Il faut immédiatement préciser (à nouveau) nos principes d’analyse. D’une part, même si nous les mentionnons, les considérations tactiques expliquant telle ou telle prise de position ne nous intéressent pas en tant que telles, – même si elles démontrent la duplicité, l’absence de conviction, le seul esprit de manœuvre qui animent leurs auteurs. Seul compte ici le résultat de communication, dans cet instant où il est obtenu, et ce qu’il signifie, parce que la communication est aujourd’hui un facteur fondamental dans l’équation de la puissance. D’autre part, peu nous importe que telle ou telle revendication, ou telle ou telle exigence, ne conduise pas à son accomplissement. Là aussi, “seul compte le résultat de communication”, dans cet instant où il est obtenu, et ce qu’il signifie. Nous ne croyons pas une seule seconde qu’un parti, une coalition de partis, un gouvernement, ceci et cela d’un petit pays ou d’un grand pays, ou bien l’UE dans son ensemble, etc., puissent modifier par l'action politique l’ensemble des choses jusqu’à modifier le Système d'une manière si fondamentale qu'il nous en devienne bénéfique ; l’énoncé même de l’hypothèse la ridiculise complètement. Par conséquent, des effets politiques tangibles ne présentent pour nous aucun intérêt.
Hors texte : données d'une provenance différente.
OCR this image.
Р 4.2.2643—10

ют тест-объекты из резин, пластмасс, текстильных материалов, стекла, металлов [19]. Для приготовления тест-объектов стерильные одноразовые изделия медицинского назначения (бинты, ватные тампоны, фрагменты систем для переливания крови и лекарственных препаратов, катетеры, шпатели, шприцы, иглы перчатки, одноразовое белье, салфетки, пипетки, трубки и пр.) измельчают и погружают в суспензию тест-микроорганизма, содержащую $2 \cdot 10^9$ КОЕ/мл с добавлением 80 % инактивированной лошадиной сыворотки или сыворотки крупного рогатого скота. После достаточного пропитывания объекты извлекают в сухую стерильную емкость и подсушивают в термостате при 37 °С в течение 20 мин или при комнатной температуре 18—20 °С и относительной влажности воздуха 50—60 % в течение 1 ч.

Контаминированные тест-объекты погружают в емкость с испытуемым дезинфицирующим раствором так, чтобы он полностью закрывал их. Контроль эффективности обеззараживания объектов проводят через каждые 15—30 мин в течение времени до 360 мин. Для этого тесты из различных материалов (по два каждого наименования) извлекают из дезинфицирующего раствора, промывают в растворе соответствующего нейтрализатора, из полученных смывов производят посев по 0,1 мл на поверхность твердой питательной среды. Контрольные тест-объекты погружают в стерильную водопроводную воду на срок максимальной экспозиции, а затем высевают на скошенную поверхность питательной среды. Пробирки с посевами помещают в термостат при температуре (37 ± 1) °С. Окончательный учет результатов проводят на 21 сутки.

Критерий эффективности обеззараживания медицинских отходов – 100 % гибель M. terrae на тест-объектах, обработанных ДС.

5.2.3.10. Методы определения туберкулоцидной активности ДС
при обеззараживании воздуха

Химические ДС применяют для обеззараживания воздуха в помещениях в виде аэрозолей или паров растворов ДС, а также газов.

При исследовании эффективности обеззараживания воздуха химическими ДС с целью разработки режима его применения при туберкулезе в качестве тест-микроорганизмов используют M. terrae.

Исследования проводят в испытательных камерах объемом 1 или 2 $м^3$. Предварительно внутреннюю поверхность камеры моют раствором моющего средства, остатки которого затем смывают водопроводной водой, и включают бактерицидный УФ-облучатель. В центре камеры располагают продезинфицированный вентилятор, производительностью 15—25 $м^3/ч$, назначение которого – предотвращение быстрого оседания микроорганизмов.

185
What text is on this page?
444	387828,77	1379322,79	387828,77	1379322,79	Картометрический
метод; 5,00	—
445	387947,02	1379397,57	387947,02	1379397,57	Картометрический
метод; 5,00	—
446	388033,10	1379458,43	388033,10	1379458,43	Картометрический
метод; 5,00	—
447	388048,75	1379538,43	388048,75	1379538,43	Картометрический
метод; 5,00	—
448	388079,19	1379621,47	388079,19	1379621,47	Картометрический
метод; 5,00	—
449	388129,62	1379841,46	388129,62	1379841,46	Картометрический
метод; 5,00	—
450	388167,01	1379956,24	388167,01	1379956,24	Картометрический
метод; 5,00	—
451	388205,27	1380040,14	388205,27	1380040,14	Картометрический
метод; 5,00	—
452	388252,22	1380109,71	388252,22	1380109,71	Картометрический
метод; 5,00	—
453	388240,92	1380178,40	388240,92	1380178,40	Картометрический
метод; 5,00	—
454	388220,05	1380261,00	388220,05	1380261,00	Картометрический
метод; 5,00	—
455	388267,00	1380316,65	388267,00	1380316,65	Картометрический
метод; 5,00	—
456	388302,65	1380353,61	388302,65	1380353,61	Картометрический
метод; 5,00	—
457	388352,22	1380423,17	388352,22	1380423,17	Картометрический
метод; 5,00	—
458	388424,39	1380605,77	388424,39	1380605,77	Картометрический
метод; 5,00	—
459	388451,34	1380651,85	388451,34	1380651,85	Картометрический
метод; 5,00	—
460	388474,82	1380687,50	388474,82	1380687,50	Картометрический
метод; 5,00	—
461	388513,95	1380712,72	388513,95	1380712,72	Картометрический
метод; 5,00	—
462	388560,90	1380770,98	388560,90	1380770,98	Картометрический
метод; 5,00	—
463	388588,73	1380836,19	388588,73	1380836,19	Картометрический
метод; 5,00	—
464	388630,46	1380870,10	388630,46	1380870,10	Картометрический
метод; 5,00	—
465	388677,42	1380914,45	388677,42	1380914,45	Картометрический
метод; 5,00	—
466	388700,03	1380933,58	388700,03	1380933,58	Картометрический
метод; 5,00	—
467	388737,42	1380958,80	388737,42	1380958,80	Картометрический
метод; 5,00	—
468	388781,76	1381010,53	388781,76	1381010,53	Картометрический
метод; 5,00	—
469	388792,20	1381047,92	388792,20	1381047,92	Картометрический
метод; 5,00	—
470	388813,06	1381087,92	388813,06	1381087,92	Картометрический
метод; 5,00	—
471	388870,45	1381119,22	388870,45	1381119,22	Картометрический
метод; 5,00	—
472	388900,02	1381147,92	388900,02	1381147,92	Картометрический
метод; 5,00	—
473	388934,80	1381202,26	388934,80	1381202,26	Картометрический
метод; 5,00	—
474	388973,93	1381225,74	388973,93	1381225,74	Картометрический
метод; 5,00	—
Ce qui nous intéresse, ce sont les tendances que reflètent ces prises de position, considérées du point de vue du système de la communication pour obtenir un effet de communication. Cela n’est nullement, ni indifférent, ni négligeable, – bien au contraire, justement à cause du poids de la communication comme facteur majeur de la puissance ; par conséquent, les tendances qui s’expriment au niveau de la communication constituent des évènements réels intervenant d’une façon concrète dans l’équation de la puissance. Pour toutes ces raisons, les deux nouvelles ci-dessus, même si et justement parce qu’elles n’ont aucune substance politique capable de provoquer des effets politiques, ont une importance objective réelle s’inscrivant dans l’équation de la puissance. Nous irons jusqu’à écrire, selon la logique développées ci-dessus, qu’il est même préférable que ces prises de position n’aient pas d’effets politiques au profit d’un effet de communication, dans la mesure où les effets politiques ne seraient que pur simulacre, que tromperie en faisant croire à une avancée antiSystème, alors que le Système en sortirait en vérité complètement indemne. Leurs effets accomplis se situeraient toujours à l’intérieur du Système et ils seraient prestement “récupérés” à l’avantage du Système tout en permettant la proclamation de leur vertu apparente, laquelle serait au bénéfice du Système. Le résultat serait politiquement nul et avantageux pour le Système du point de vue de la communication… Comme toujours, une seule chose nous intéresse, qui est le sort du Système ; et le Système est bien plus touché par une annonce de communication, alors qu’il ne l’est nullement par l’effet politique de telle ou telle exigence.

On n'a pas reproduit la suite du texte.